Adamites
The Adamites were an early Christian sect in the 2nd century who were notable for holding all their services nude. This was because the sect claimed that this was the practice of Adam and Eve until sin entered the world. Now that Jesus Christ had died on the cross, fulfilling the Law of Moses and taking away the sin of the world, they were no longer required to wear clothing.
According to Epiphanius of Salamis, the Adamites called their church "Paradise" and claimed that Jesus had returned it's members to Adam and Eve's state of original innocence.[1] Claims that they practiced free love and held libertine sex orgies during worship were later attached to them, but there is no evidence for this and it is more likely that they held a conservative sexual ethic and held to nudism as a form of asceticism.[2]
Ideas about where the Adamites may have originated are varied.
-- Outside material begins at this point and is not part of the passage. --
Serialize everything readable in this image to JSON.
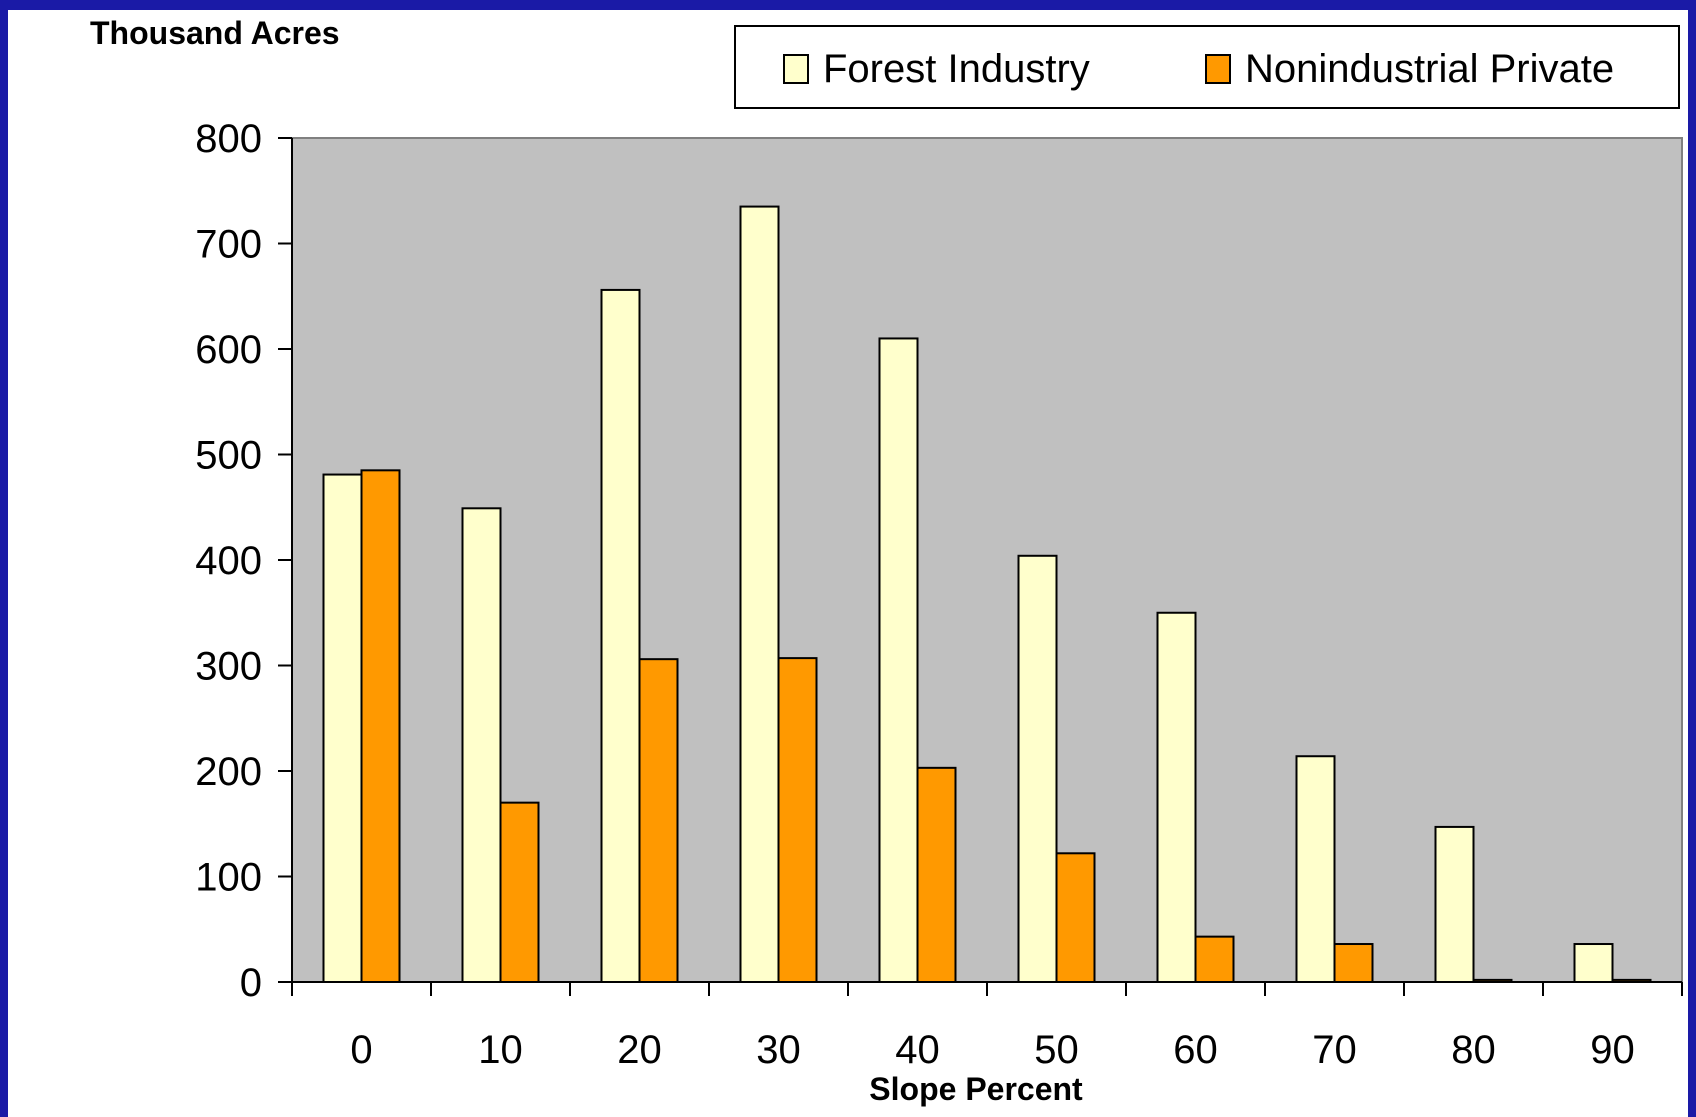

Some believe they are one of the antinomian sects denounced by Clement of Alexandria, and may have originated with the Carpocratian Gnostics, while others take the opposite view and believe they split off from the mystical Montanists or conservative Novatianists.
They existed in Egypt and the Balkans for almost 300 years, before fading into obscurity by the 4th century. Later groups in 13th century Holland, 15th century Bohemia and 17th century Britain were labelled Neo-Adamites for similarly practicing Christian nudism, though no evidence of a direct connection exists between the original Adamites and the Neo-Adamites.